Tüketicinin ihtiyaçlarına ve isteklerine bağlı üretimin olduğu bu dönemde, müşteri yüksek bir makama getirilir. Bunun sebebini şöyle açıklayabiliriz, dünün müşterisi bugünün bilgi alışverişiyle beraber bilinçli tüketici olmuştur. Ürün fiyatını “Beta Pazarlama 1.0” da üretici belirlerken, bu sistemde ürün fiyatını tüketici belirler. Bu dönemde müşteri her ne kadar “kral” sayılsa da, pazarlama konusunda pasifleştirilen birer hedef halini almakta.

“Ultimate” Pazarlama 3.0

Bu dönemde esas olan şey şirketin  misyon ve vizyonlarıdır. Şirket bünyesinde kendi misyonlarına bağlı kalırken, diğer tarafta tüketiciye karşı bir vizyon oluşturmak temel prensiptir. Kitlelerin görüşlerini özümseyerek hareket etmek gerekmekte.

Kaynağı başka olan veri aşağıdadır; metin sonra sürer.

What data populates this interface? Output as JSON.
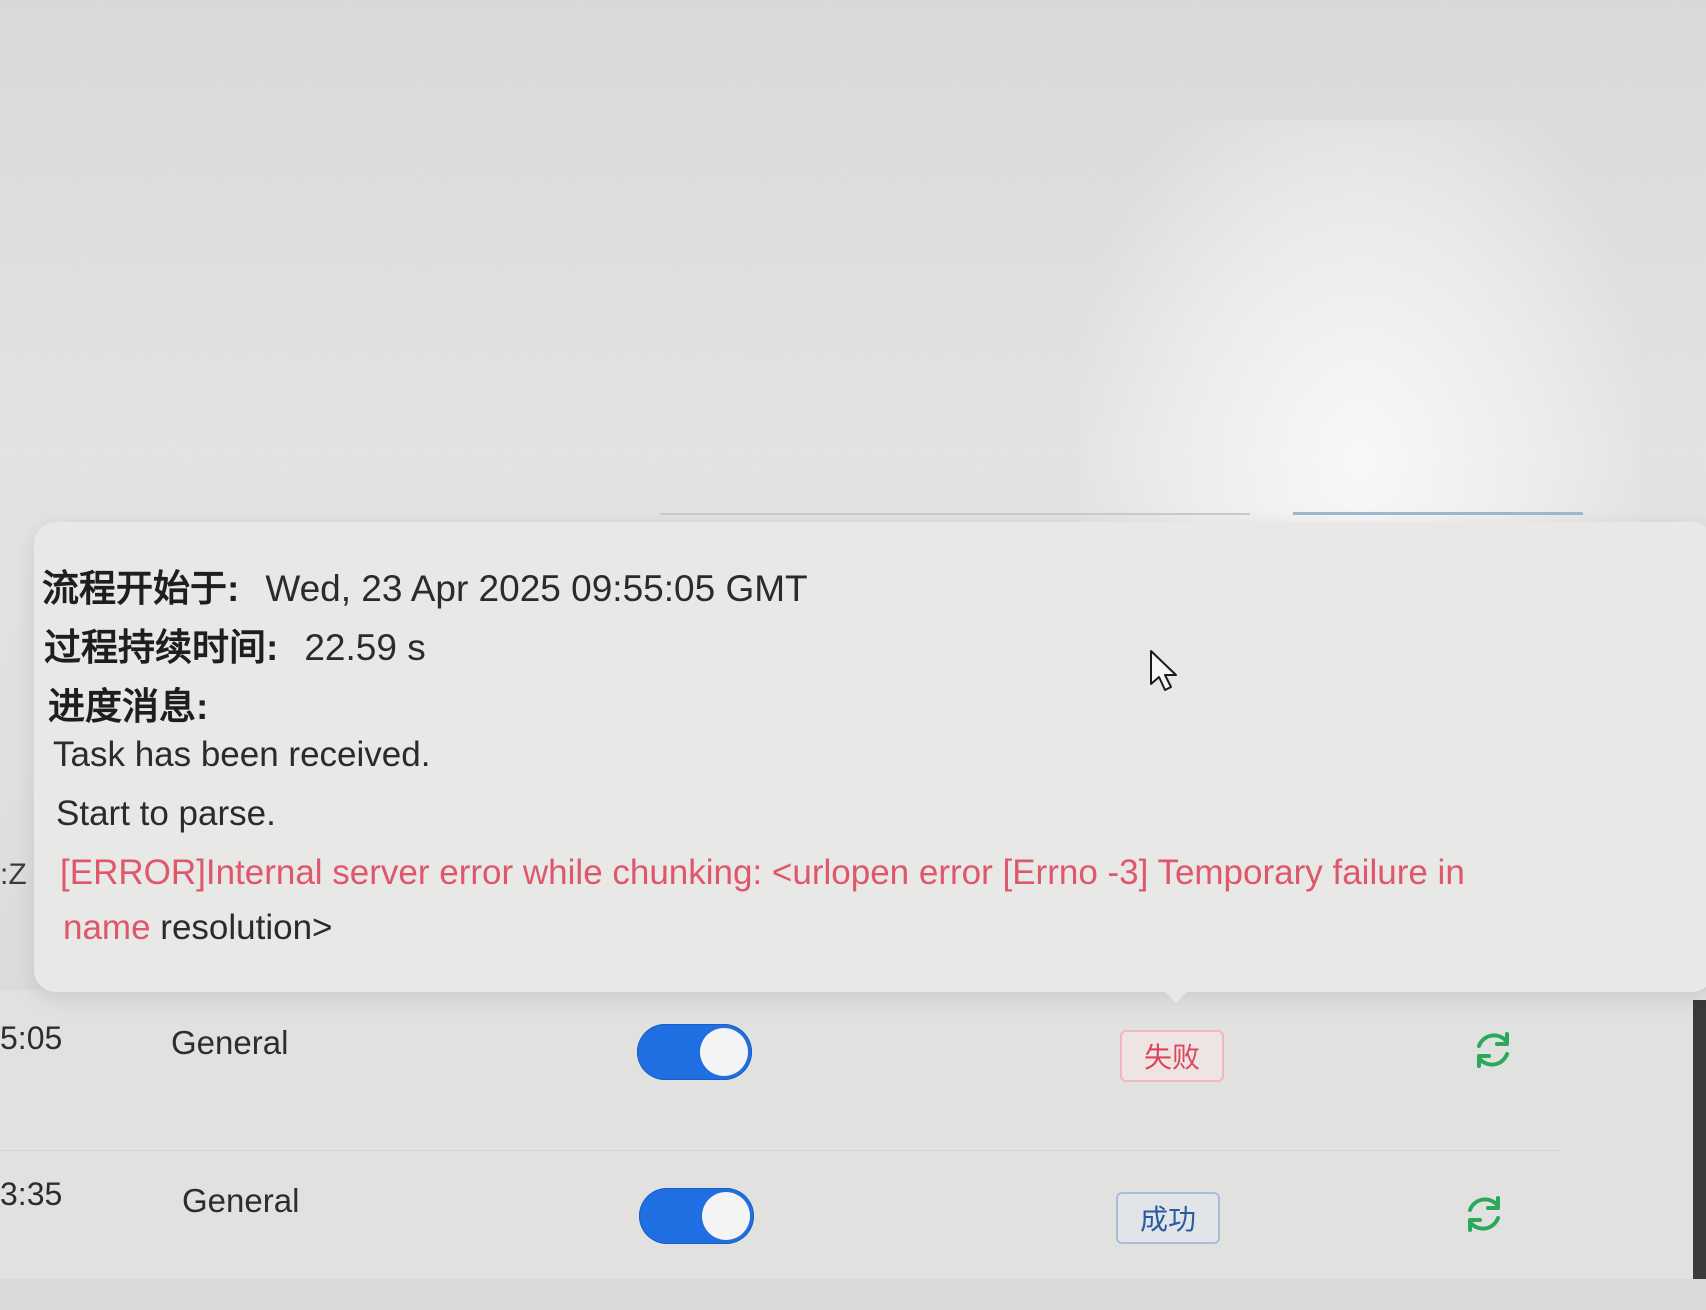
{
  "popover": {
    "start_label": "流程开始于:",
    "start_value": "Wed, 23 Apr 2025 09:55:05 GMT",
    "duration_label": "过程持续时间:",
    "duration_value": "22.59 s",
    "progress_label": "进度消息:",
    "messages": [
      "Task has been received.",
      "Start to parse."
    ],
    "error_line_1": "[ERROR]Internal server error while chunking: <urlopen error [Errno -3] Temporary failure in",
    "error_line_2_red": "name",
    "error_line_2_rest": " resolution>"
  },
  "left_cut_text": ":Z",
  "rows": [
    {
      "time": "5:05",
      "parser": "General",
      "enabled": true,
      "status": "失败",
      "status_color": "#d9485a",
      "action_icon": "refresh-icon"
    },
    {
      "time": "3:35",
      "parser": "General",
      "enabled": true,
      "status": "成功",
      "status_color": "#2a5c9c",
      "action_icon": "refresh-icon"
    }
  ],
  "colors": {
    "error_text": "#e0566a",
    "toggle_on": "#1f6fe3",
    "refresh_icon": "#2aa85c"
  }
}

Philip Kotler ve Hermawan Kartajaya’nın ortak yapımı olan Pazarlama 3.0 adlı kitapta, bahsettiğimiz konular hakkında detaylı bilgiler verilmekte. Ürün satmaktan daha çok, tüketicinin ihtiyaçlarına yönelik üretimler yapılması ve tüketicinin aklındakileri anlamak daha ön planda duruyor. Kitapta, ”Farkımız Tarzımızdır” demek isteyen şirketlerin müşterileriyle aynı dünyayı paylaştıklarını anlamaları ve bu nedeni esas alarak çalışmalar yürütmesi gerektiği gayet açık bir dille anlatılmış.

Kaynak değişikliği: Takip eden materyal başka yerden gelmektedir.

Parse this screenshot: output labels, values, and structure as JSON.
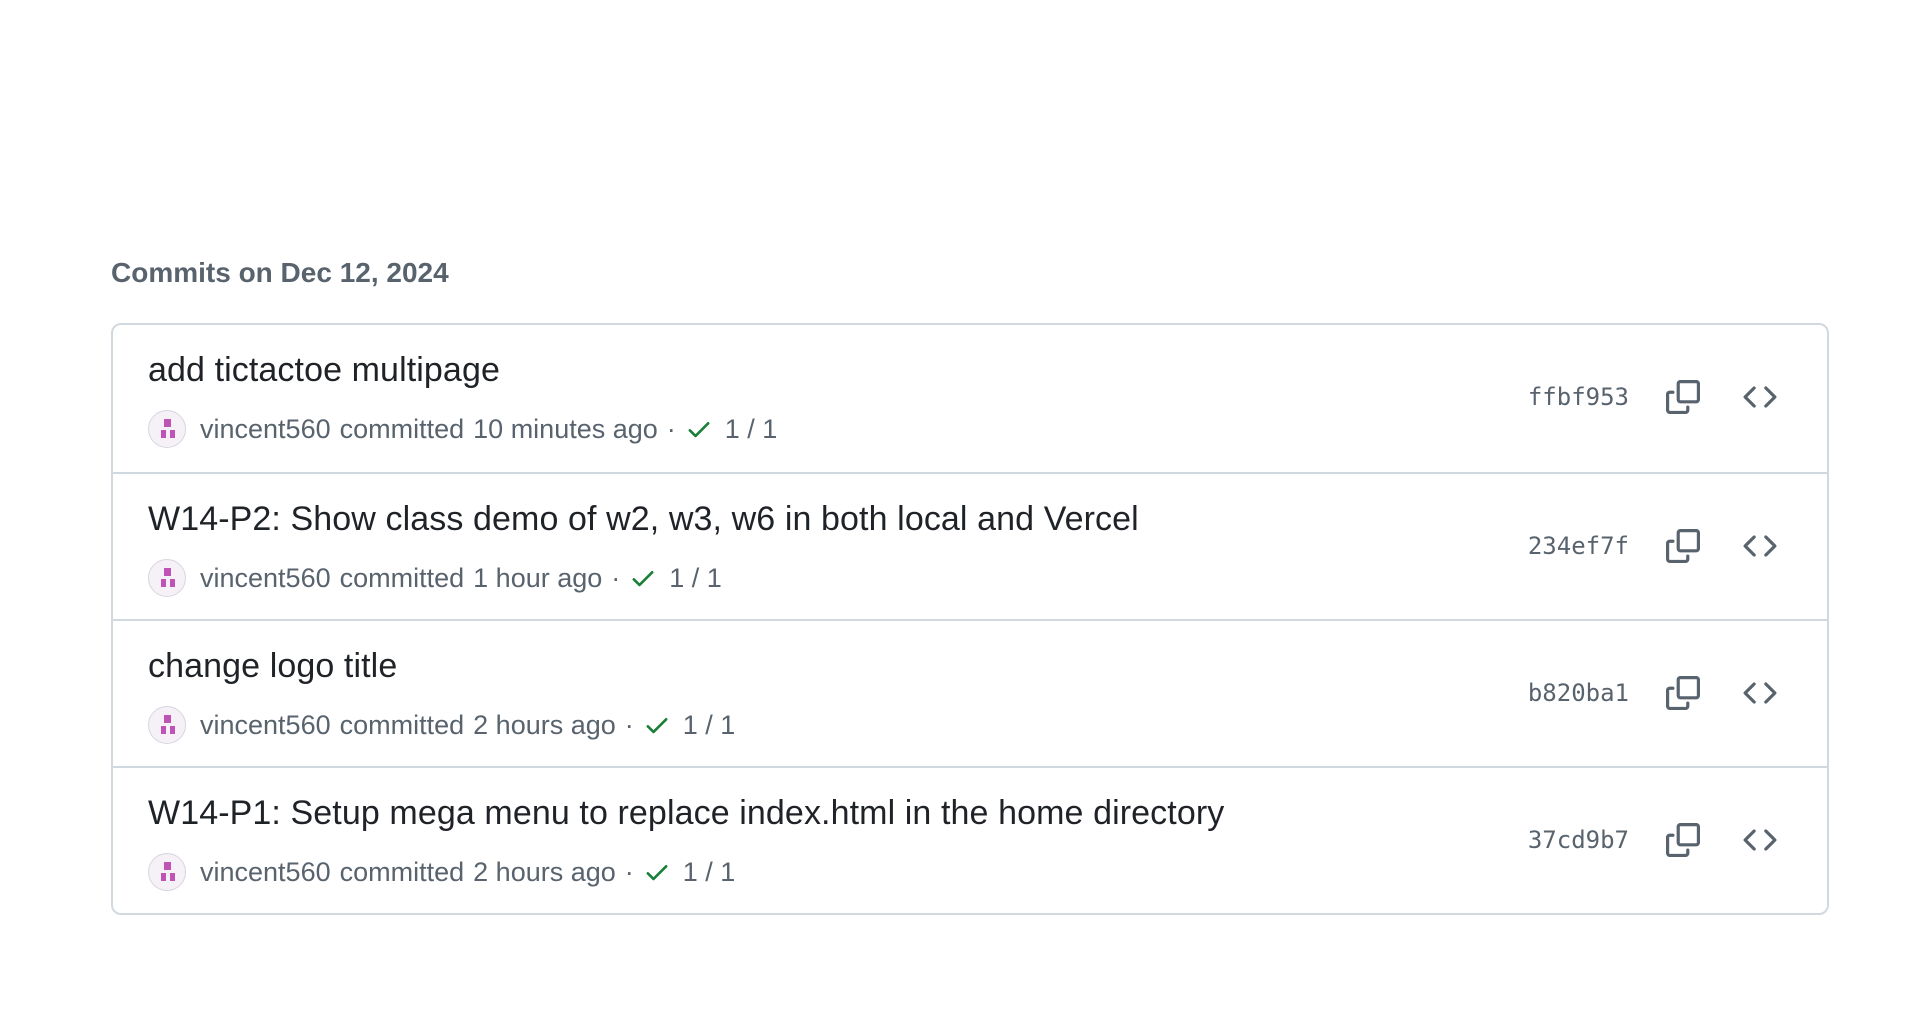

“Ultimate” Pazarlama 3.0’ ın altında kalan sistemler çökmeye ve yok olmaya mahkum duruma düştüler. Pazarlama 3.0 sisteminin hüküm sürdüğü şirketler ise varlıklarına varlık katmaya devam edeceklerdir.

Peki, bu sistemlerden hangisi şirketinizi kapsıyor ?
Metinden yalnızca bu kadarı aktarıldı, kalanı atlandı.